El gran gurú / Teodoro Petkoff

The Great Guru

A young man by the last name of Monedero, who belongs to a Spanish political group called Izquierda Unida, which never receives more than 5% of the votes in that country, seems to be the new ideological guru of “the process” in Venezuela. In this position he succeeds Norberto Ceresole and Heinz Dieterich, that pair of charlatans who’ve already been exiled by Chávez from his ideological library of mummies. In the interview conducted by Alejandro Botía, published last Monday here in TalCual, Monedero taught us how the social democratic models of Europe cannot be repeated in Latin America: “The European welfare system, as I’ve been explaining, functions with certain previous elements that aren’t viable in Latin America.”

There’s a supremacist stance in this attitude, an ethnocentric, European arrogance, an imperial and discriminatory world vision that, like all the radical leftists from over there, Monedero never manages to conceal. Democracy, a mixed economy, the balance of State and market, social security, in sum, social democracy – Monedero tells us –, is something that belongs to us white people, the educated, the inheritors of two millennia of Judeo-Christian civilization, but you Latin American mestizos, Venezuelans, Caribbean people, loudmouths, precariously educated, inheritors of caudillos and rebel armies, who, moreover, never lived through two world wars, what you end up with is Chávez. He doesn’t even try to camouflage it. In another part of the interview, which we’ll soon publish, in a Homeric moment of sycophancy, he let loose this marvel about indefinite re-election: “Can we, by means of something that is correct in theory, which is term limits, sacrifice the possibility a country has, right now, to escape the 19th century and which is called Hugo Chávez?” How about that? To establish term limits is a “correct theory” for us politically sophisticated Europeans; you Latin American pieces of shit, you have to accept your caudillos for life or else you’ll never escape 19th century backwardness. Monedero adds: “The president knows that he’s an essential factor, and that’s how the masses see him, in order to escape the 19th century and truly belong to the 21st century.” Someone in his entourage should inform him that Vallenilla Lanz (1) used this type of idiocy to validate the tyranny of Juan Vicente Gómez, the “necessary policeman.” It’s impossible to be more of a caveman.

But there’s more.
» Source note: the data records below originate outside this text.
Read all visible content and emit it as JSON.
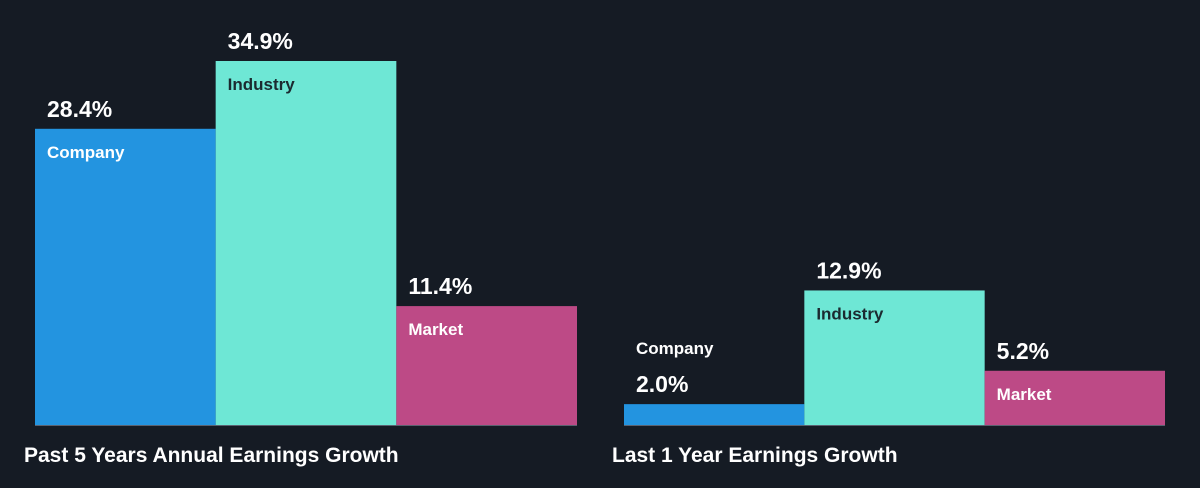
{
  "colors": {
    "background": "#151b24",
    "company": "#2394e0",
    "industry": "#6ee7d5",
    "market": "#bd4a86",
    "axis": "#5a6270",
    "text": "#ffffff",
    "bar_label_dark": "#1b2a30"
  },
  "chart_data": [
    {
      "type": "bar",
      "title": "Past 5 Years Annual Earnings Growth",
      "categories": [
        "Company",
        "Industry",
        "Market"
      ],
      "values": [
        28.4,
        34.9,
        11.4
      ],
      "value_labels": [
        "28.4%",
        "34.9%",
        "11.4%"
      ],
      "unit": "%",
      "ylim": [
        0,
        34.9
      ],
      "grid": false,
      "legend": "none"
    },
    {
      "type": "bar",
      "title": "Last 1 Year Earnings Growth",
      "categories": [
        "Company",
        "Industry",
        "Market"
      ],
      "values": [
        2.0,
        12.9,
        5.2
      ],
      "value_labels": [
        "2.0%",
        "12.9%",
        "5.2%"
      ],
      "unit": "%",
      "ylim": [
        0,
        34.9
      ],
      "grid": false,
      "legend": "none"
    }
  ]
}
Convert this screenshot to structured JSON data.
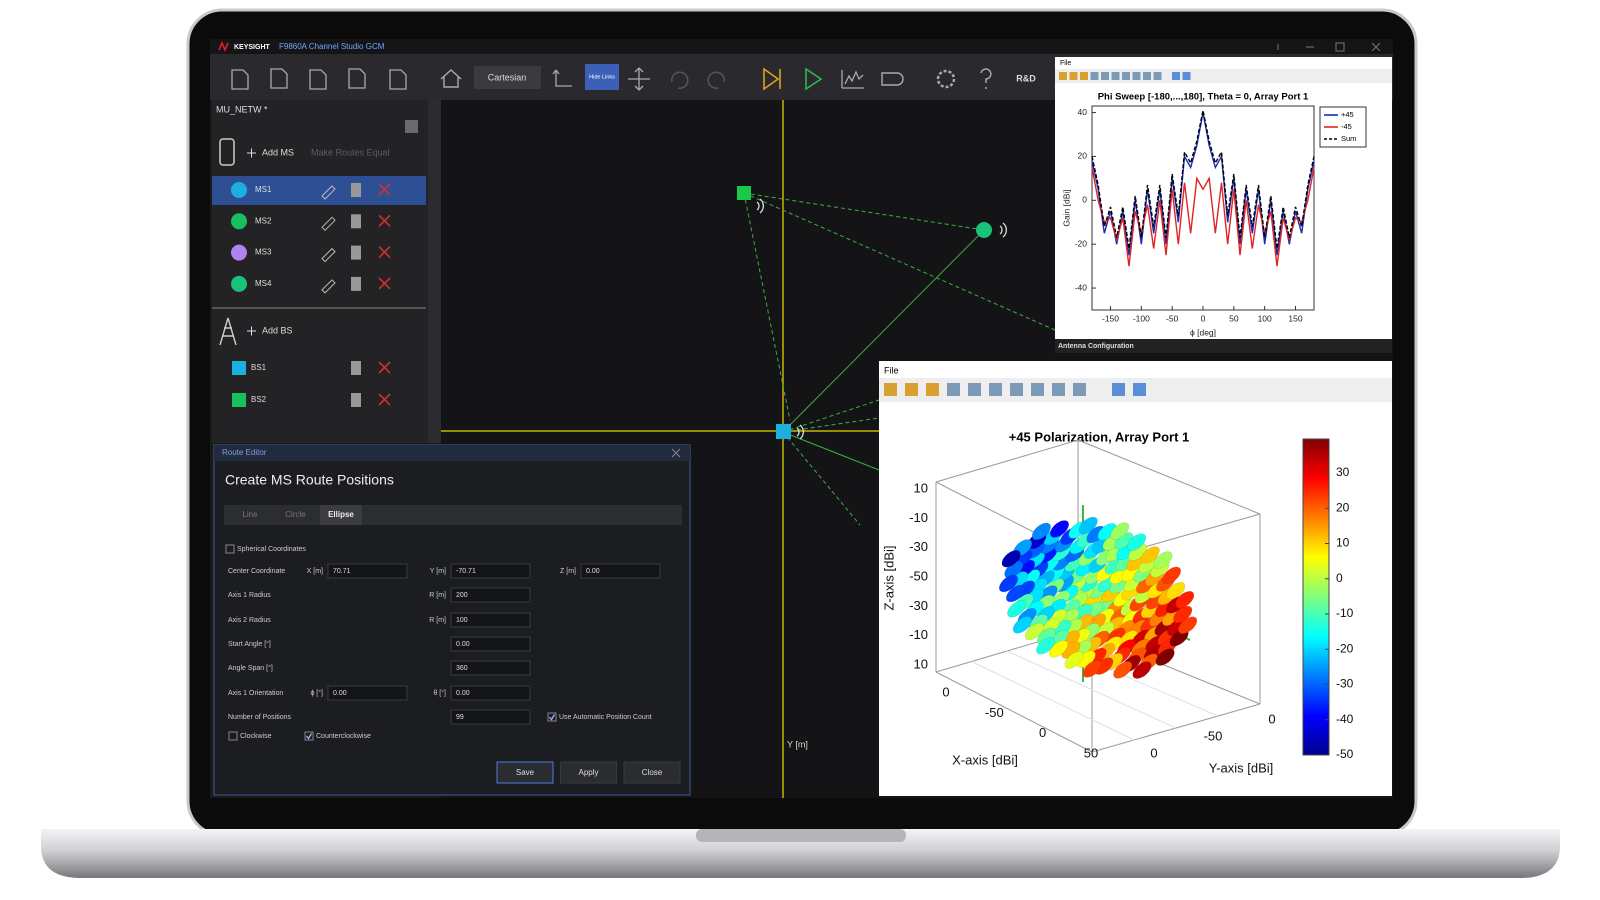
{
  "app": {
    "brand": "KEYSIGHT",
    "title": "F9860A Channel Studio GCM"
  },
  "toolbar": {
    "view": "Cartesian",
    "links": "Hide Links",
    "mode": "R&D"
  },
  "network": {
    "name": "MU_NETW *",
    "add_ms": "Add MS",
    "equalize": "Make Routes Equal",
    "mobile_stations": [
      "MS1",
      "MS2",
      "MS3",
      "MS4"
    ],
    "selected_ms": 0,
    "add_bs": "Add BS",
    "base_stations": [
      "BS1",
      "BS2"
    ]
  },
  "canvas": {
    "axis_label": "Y [m]"
  },
  "route_editor": {
    "window_title": "Route Editor",
    "heading": "Create MS Route Positions",
    "tabs": [
      "Line",
      "Circle",
      "Ellipse"
    ],
    "active_tab": 2,
    "spherical": {
      "label": "Spherical Coordinates",
      "checked": false
    },
    "center": {
      "label": "Center Coordinate",
      "x_unit": "X [m]",
      "x": "70.71",
      "y_unit": "Y [m]",
      "y": "-70.71",
      "z_unit": "Z [m]",
      "z": "0.00"
    },
    "axis1_radius": {
      "label": "Axis 1 Radius",
      "unit": "R [m]",
      "value": "200"
    },
    "axis2_radius": {
      "label": "Axis 2 Radius",
      "unit": "R [m]",
      "value": "100"
    },
    "start_angle": {
      "label": "Start Angle [°]",
      "value": "0.00"
    },
    "angle_span": {
      "label": "Angle Span [°]",
      "value": "360"
    },
    "orientation": {
      "label": "Axis 1 Orientation",
      "phi_unit": "ϕ [°]",
      "phi": "0.00",
      "theta_unit": "θ [°]",
      "theta": "0.00"
    },
    "positions": {
      "label": "Number of Positions",
      "value": "99",
      "auto": {
        "label": "Use Automatic Position Count",
        "checked": true
      }
    },
    "clockwise": {
      "label": "Clockwise",
      "checked": false
    },
    "counterclockwise": {
      "label": "Counterclockwise",
      "checked": true
    },
    "buttons": [
      "Save",
      "Apply",
      "Close"
    ]
  },
  "phi_window": {
    "menu": "File"
  },
  "chart_data": {
    "type": "line",
    "title": "Phi Sweep [-180,...,180], Theta = 0, Array Port 1",
    "x_label": "ϕ [deg]",
    "y_label": "Gain [dBi]",
    "x": [
      -180,
      -170,
      -160,
      -150,
      -140,
      -130,
      -120,
      -110,
      -100,
      -90,
      -80,
      -70,
      -60,
      -50,
      -40,
      -30,
      -20,
      -10,
      0,
      10,
      20,
      30,
      40,
      50,
      60,
      70,
      80,
      90,
      100,
      110,
      120,
      130,
      140,
      150,
      160,
      170,
      180
    ],
    "xlim": [
      -180,
      180
    ],
    "xticks": [
      -150,
      -100,
      -50,
      0,
      50,
      100,
      150
    ],
    "ylim": [
      -50,
      43
    ],
    "yticks": [
      -40,
      -20,
      0,
      20,
      40
    ],
    "grid": false,
    "legend": "northeastoutside",
    "series": [
      {
        "name": "+45",
        "color": "#1a2bb8",
        "dash": "solid",
        "values": [
          18,
          5,
          -15,
          -5,
          -20,
          -5,
          -25,
          0,
          -20,
          5,
          -15,
          5,
          -20,
          10,
          -10,
          20,
          15,
          25,
          40,
          25,
          15,
          20,
          -10,
          10,
          -20,
          5,
          -15,
          5,
          -20,
          0,
          -25,
          -5,
          -20,
          -5,
          -15,
          5,
          18
        ]
      },
      {
        "name": "-45",
        "color": "#e02424",
        "dash": "solid",
        "values": [
          15,
          0,
          -10,
          -8,
          -18,
          -8,
          -30,
          -5,
          -15,
          -2,
          -22,
          0,
          -25,
          5,
          -20,
          8,
          -15,
          10,
          5,
          10,
          -15,
          8,
          -20,
          5,
          -25,
          0,
          -22,
          -2,
          -15,
          -5,
          -30,
          -8,
          -18,
          -8,
          -10,
          0,
          15
        ]
      },
      {
        "name": "Sum",
        "color": "#000000",
        "dash": "dashed",
        "values": [
          20,
          7,
          -12,
          -3,
          -17,
          -3,
          -22,
          2,
          -17,
          7,
          -12,
          7,
          -17,
          12,
          -7,
          22,
          17,
          27,
          41,
          27,
          17,
          22,
          -7,
          12,
          -17,
          7,
          -12,
          7,
          -17,
          2,
          -22,
          -3,
          -17,
          -3,
          -12,
          7,
          20
        ]
      }
    ]
  },
  "antenna_panel": "Antenna Configuration",
  "plot3d": {
    "menu": "File",
    "title": "+45 Polarization, Array Port 1",
    "z_tick_labels": [
      "10",
      "-10",
      "-30",
      "-50",
      "-30",
      "-10",
      "10"
    ],
    "z_label": "Z-axis [dBi]",
    "x_tick_labels": [
      "0",
      "-50",
      "0",
      "50"
    ],
    "x_label": "X-axis [dBi]",
    "y_tick_labels": [
      "0",
      "-50",
      "0"
    ],
    "y_label": "Y-axis [dBi]",
    "colorbar_ticks": [
      "30",
      "20",
      "10",
      "0",
      "-10",
      "-20",
      "-30",
      "-40",
      "-50"
    ]
  }
}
Speaking of decentralization, he puts himself in the frame of mind of the Spanish People’s Party, of another Jurassic type, Aznar’s party, and he once again denies our access to it. “Regional autonomies” are for us, the civilized Spaniards; “It will be hard for you,” Venezuelans, “to understand what’s happening now if you don’t establish where you come from.” And immediately, putting on an eye patch and a peg leg, with a parrot on his shoulder, he informs us where we come from: “You come from a political model where, in the name of decentralization, what was generated was the country’s fragmentation and the abandonment of a large part of the population in the name of that democratic principle, decentralization.” How’s that seem to you, readers? One would imagine Aznar is speaking about all the calamities Spain will undergo because of its autonomous “decentralization.” It turns out, then, that this ultra-centrist republic, whose provincial administration – and with it the quality of life of a portion of Venezuelans – improved somewhat with the timid decentralization that was implemented starting in 1989 – after almost a century of hyper-centralization –, would have “become fragmented” beginning in that year, when we started to elect governors and mayors. So, how many fragments did we break into, kid? Venezuelan poverty and inequality are somehow related to decentralization? The centralization imposed by Franco, according to Monedero, is unacceptable, but the one imposed by Chávez, oh, that’s something else. It’s revolutionary and, above that, it’s Third World-ist. And we all know that when a radical European leftist discovers “anti-imperialist” guerrillas or colonels in the Third World, he has an orgasm. And he comes running to teach us the secrets of revolution.




(1) By the way, Monedero, Laureano Vallenilla Lanz was a Venezuelan positivist from the previous century who believed in providential men who remained in power for life.